There is a word dropped of "old kings" having died in the closed rooms behind these doors. George II., in his old age? or William, worn out in his prime? or it may be heavy, pacific George of Denmark, raised to the kingly rank by the courtesy of vague tradition? The old chapel was in this part of the house. Leigh Hunt tells us it was in this chapel George I. asked the bishops to have good short sermons, because he was an old man, and when he was kept long, he fell asleep and caught cold. It must have been a curious old chapel, with a round window admitting scanty light. The household and servants sat below, while a winding staircase led round and up to a closed gallery in near proximity to the pulpit. It was only a man's conscience, or a sense of what was due to his physical well-being, which could convict him of slumbering in such a peaceful retreat. It is said that her late Royal Highness the Duchess of Kent objected to the obscurity of this place of worship, and, to meet her objections, the present little chapel was fitted up.
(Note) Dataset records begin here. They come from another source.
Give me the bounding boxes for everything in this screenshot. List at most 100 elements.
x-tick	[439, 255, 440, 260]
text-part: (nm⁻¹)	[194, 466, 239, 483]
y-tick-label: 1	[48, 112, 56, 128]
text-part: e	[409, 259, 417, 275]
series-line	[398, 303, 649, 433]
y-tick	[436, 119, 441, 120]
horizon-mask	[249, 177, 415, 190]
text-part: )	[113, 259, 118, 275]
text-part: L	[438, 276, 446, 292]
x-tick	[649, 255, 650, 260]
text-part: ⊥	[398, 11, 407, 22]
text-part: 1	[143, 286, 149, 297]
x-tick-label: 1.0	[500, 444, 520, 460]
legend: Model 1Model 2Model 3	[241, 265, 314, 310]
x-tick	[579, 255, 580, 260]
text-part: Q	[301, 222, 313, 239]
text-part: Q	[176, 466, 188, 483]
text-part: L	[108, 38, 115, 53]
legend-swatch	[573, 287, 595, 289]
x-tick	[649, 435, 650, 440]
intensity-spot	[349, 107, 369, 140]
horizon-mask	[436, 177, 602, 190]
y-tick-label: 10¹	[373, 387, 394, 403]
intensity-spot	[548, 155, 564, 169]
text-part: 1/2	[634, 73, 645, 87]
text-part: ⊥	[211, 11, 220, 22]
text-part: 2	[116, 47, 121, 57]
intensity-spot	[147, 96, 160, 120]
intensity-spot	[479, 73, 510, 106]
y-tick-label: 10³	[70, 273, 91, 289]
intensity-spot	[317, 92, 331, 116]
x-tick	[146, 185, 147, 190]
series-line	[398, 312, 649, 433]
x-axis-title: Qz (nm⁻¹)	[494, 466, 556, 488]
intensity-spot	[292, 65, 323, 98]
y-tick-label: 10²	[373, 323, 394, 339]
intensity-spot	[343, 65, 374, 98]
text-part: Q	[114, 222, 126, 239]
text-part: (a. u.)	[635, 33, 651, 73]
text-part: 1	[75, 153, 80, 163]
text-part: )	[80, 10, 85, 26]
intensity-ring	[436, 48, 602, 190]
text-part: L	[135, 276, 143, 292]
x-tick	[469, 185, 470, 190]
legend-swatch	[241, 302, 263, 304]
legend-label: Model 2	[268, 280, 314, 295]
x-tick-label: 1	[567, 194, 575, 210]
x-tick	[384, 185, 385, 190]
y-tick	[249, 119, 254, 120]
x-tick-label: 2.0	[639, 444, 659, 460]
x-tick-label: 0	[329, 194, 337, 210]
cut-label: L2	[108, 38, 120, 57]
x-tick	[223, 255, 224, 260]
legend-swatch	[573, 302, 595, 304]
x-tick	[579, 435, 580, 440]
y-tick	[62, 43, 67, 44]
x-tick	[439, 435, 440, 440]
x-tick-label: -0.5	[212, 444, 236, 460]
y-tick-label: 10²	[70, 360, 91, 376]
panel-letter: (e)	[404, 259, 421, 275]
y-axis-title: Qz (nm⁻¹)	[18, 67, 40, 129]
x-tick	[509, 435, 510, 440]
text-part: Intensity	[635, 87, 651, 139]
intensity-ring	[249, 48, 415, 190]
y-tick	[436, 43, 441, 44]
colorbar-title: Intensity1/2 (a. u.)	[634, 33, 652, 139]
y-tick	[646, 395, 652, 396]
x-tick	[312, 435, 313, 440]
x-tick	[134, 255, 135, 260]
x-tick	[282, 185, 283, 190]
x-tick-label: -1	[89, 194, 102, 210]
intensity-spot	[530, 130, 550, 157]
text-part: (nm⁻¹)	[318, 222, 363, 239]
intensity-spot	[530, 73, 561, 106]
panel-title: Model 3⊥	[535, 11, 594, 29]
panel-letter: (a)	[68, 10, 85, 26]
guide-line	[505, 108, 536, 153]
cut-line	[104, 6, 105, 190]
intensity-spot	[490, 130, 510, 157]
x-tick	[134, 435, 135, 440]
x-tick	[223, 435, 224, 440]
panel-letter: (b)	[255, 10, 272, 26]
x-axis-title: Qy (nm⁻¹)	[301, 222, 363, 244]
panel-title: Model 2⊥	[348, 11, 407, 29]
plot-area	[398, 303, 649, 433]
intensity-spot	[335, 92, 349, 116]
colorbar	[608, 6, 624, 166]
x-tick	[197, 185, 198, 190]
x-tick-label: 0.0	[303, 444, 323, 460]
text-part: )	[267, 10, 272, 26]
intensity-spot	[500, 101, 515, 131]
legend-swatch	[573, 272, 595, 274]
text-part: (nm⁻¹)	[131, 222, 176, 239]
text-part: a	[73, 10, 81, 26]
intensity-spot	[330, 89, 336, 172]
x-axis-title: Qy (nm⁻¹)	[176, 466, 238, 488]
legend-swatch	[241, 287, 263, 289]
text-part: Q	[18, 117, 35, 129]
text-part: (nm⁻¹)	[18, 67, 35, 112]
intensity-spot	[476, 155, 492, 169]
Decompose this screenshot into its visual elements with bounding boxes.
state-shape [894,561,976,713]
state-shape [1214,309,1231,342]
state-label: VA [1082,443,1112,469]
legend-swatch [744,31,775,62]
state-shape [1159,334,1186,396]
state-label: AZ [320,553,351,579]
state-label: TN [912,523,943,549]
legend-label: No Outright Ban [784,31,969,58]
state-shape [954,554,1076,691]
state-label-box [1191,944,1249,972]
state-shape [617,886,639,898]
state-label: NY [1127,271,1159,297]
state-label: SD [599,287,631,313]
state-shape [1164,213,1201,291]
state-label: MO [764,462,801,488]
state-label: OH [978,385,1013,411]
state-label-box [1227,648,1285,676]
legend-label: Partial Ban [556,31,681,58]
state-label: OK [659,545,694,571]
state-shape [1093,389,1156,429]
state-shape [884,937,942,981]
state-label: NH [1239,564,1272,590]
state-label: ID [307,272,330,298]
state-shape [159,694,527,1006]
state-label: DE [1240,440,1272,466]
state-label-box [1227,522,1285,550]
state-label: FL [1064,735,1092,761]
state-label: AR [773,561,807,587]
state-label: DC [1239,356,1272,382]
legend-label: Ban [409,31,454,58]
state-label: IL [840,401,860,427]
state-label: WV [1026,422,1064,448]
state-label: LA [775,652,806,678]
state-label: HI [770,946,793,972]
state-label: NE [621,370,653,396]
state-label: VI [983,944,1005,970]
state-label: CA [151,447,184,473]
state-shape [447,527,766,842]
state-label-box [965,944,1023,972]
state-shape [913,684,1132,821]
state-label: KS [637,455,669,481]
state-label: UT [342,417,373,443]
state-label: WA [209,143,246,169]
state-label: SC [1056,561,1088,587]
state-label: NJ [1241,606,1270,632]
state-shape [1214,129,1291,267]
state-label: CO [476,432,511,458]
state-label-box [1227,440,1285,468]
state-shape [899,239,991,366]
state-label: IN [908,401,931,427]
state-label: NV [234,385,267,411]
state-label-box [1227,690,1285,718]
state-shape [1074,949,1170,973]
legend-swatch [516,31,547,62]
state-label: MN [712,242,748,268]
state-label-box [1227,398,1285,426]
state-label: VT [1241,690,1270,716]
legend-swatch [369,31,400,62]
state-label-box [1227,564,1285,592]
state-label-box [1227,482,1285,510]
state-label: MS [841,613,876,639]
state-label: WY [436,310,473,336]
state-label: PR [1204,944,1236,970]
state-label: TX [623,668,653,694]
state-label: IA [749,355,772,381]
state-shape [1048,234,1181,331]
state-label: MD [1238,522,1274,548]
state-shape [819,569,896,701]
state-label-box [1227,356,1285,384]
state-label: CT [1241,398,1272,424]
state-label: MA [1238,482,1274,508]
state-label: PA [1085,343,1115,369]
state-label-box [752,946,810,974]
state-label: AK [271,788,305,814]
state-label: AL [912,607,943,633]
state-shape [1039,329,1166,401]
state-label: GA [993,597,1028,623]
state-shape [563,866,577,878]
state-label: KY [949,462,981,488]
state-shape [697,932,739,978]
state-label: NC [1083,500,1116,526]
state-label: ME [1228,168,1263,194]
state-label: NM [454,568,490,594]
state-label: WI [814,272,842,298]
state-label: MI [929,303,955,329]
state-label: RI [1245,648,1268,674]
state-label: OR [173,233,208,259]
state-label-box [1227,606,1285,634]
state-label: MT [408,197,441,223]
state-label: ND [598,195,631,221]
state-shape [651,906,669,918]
The Duchess of Kent's rooms were in an adjacent wing; spacious rooms enough, and only looking the more habitable and comfortable for the moderate height of the ceilings. In a room with three windows on one side, looking out on the private grounds, the Queen was born. It was thinking of it and its occupants that the warm-hearted, quick-witted Duchess-mother, in Coburg, wrote: "I cannot express how happy I am to know you, dearest, dearest Vickel, safe in your bed, with a little one. … Again a Charlotte—destined, perhaps, to play a great part one day, if a brother is not born to take it out of her hands. The English like queens; and the niece (by marriage) of the ever-lamented, beloved Charlotte, will be most dear to them."

In another wide, low room, with white pillars, some eighteen years later, the baby Princess, become a maiden Queen, held her first Council, surrounded by kindred who had stood at her font—hoary heads wise in statecraft, great prelates, great lawyers, a great soldier, and she an innocent girl at their head. No relic could leave such an impression as this room, with its wonderfully pathetic scene. But, indeed, there are few other traces of the life that budded into dawning womanhood here, which will be always linked with the memories of Kensington Palace. An upper room, sunny and cheerful, even on a winter's day, having a pleasant view out on the open gardens, with their straight walks and great pond, where a child might forget sometimes that she had lessons to learn, was a princess's school-room. Here the good Baroness who played the part of governess so sagaciously and faithfully may have slipped into the book of history the genealogical table which was to tell so startling a tale. In another room is a quaint little doll's-house, with the different rooms, which an active-minded child loved to arrange. The small frying-pans and plates still hang above the kitchen dresser; the cook stands unwearied by the range; the chairs are placed round the tables; the tiny tea-service, which tiny fingers delighted to handle, is set out ready for company. But the owner has long done with make-believes, has worked in earnest, discharged great tasks, and borne the burden and heat of the day, in reigning over a great empire.